Nous sommes en Écosse, à Glasgow, et, dès la scène d’ouverture, apparaît celle qui est au cœur de ce film : Rose-Lynn (Jessie Buckley). C’est une jeune femme pour qui s’achève une peine de prison, mais qui n’est libérée que sous condition de porter un bracelet électronique avec obligation de ne pas sortir de chez elle à certaines heures. C’est le premier obstacle, la première des nombreuses difficultés à surmonter pour celle qui est habitée par une passion dévorante : pouvoir se produire sur scène en tant que chanteuse de country. Ce style de musique, qu’on imagine volontiers réservé aux Américains, compte aussi de fervents interprètes en Europe et, singulièrement, en Écosse. Cela étant dit, Rose-Lynn, elle, ne rêve que de pouvoir un jour traverser l’Atlantique pour pouvoir affirmer ses talents de chanteuse rien moins qu’à Nashville.
Mais comment s’y prendre pour passer du rêve à la réalité quand on est en liberté surveillée, quand il faut se contenter d’un travail de femme de ménage et quand on est mère de deux enfants ? Ces deux-là, un garçon et une fille, ont été gardés par leur grand-mère, la mère de Rose-Lynn (Julie Walters), durant le temps de l’incarcération. Or, quand leur mère les retrouve, les enfants ne montre aucun signe d’enthousiasme, c’est le moins qu’on puisse dire. La vie avec leur mamie leur convenait à merveille. Pour Rose-Lynn, écartelée entre sa passion pour la musique et ses devoirs de mère, des choix compliqués s’imposent et ils s’accompagnent de bien des maladresses. Dans le même temps, Rose-Lynn fait la connaissance de celle qui va devenir, en quelque sorte, son Pygmalion : son employeuse (Sophie Okonedo), une femme riche qui ne tarde pas à découvrir que sa femme de ménage a de réels talents en tant que chanteuse de country. Grâce à elle, grâce aux opportunités qui s’ouvrent devant elle, Rose-Lynn peut à nouveau prétendre au succès.
Si l’on s’en tient à ce résumé, on pourra dire, à juste titre, que ce film ne renouvelle guère le genre qui est le sien. Or, ce qui lui donne son originalité et le rend passionnant, outre les talents éclatants de son actrice principale et les belles idées de mise en scène dont fait preuve le réalisateur, c’est que ce dernier a placé au centre de cette histoire la question du mensonge et de la vérité.
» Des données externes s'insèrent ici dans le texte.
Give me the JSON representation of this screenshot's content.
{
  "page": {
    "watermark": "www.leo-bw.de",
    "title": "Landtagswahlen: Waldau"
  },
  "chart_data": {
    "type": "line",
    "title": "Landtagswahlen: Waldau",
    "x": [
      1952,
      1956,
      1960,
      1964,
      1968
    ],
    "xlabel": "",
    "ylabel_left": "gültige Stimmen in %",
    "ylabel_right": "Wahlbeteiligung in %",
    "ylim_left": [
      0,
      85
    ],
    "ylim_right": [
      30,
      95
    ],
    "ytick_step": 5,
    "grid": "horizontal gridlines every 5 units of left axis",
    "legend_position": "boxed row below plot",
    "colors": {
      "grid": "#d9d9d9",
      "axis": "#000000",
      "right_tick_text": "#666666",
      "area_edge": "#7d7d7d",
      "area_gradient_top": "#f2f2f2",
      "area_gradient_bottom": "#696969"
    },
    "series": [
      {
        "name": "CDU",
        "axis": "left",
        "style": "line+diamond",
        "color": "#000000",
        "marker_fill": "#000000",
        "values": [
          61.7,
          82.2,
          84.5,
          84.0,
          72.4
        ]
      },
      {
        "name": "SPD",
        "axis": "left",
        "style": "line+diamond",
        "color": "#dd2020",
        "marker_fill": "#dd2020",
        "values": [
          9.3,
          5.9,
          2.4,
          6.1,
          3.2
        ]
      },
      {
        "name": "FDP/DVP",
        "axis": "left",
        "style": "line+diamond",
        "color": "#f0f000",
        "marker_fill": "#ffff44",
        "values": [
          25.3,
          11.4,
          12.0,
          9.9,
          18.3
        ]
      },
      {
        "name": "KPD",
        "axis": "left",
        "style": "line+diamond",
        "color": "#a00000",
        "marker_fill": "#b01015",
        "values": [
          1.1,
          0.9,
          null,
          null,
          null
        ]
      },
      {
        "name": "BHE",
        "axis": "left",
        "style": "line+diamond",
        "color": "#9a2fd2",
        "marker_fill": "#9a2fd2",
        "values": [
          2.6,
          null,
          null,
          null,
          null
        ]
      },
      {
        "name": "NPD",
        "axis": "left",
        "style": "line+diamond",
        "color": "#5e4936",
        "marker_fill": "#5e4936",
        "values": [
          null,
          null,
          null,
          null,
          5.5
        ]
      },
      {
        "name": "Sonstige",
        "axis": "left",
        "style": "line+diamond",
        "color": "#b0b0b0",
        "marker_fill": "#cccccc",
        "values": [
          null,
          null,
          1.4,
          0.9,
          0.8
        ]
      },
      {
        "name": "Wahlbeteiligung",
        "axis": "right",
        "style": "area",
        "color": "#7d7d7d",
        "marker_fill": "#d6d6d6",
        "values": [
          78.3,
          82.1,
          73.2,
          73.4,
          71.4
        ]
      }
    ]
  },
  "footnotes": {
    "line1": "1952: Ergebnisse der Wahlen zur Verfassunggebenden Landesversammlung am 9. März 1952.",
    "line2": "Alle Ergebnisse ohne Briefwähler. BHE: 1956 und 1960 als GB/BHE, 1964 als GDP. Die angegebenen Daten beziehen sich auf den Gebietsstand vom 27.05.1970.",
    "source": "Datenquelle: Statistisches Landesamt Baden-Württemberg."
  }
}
C’est là le sujet principal du film et il est même tatoué sur le bras de son héroïne. Quand on lui demande ce qu’est la musique country, elle montre son bras où il est écrit : « trois accords et la vérité ». Pour ce qui concerne les trois accords, pas de problème : Rose-Lynn est une chanteuse d’exception qui maîtrise son domaine à merveille. Mais pour ce qui est de la vérité, il y a du chemin à parcourir. À son employeuse, par exemple, elle préfère mentir plutôt que lui révéler qu’elle sort de prison et qu’elle est mère de deux enfants. Et, quand elle a la chance de pouvoir se rendre à Londres afin d’y rencontrer un célèbre animateur de radio, celui-ci perçoit ce qui fait défaut chez elle : non pas sa voix qui est superbe, mais quelque chose de l’ordre de la vérité, ou de sa vérité peut-être. En fin de compte, Rose-Lynn ne sera une grande chanteuse de country qu’à partir du jour où elle sera capable de mettre en communion la musique et la vérité. Et que cela ait lieu à Glasgow plutôt qu’à Nashville importe peu ! En développant ce sujet-là, dont dépend aussi une possible réconciliation de Rose-Lynn avec sa mère et ses enfants, le film, nonobstant son apparence quelque peu conventionnelle, séduit à la fois du point de vue de l’émotion et de celui de l’intelligence.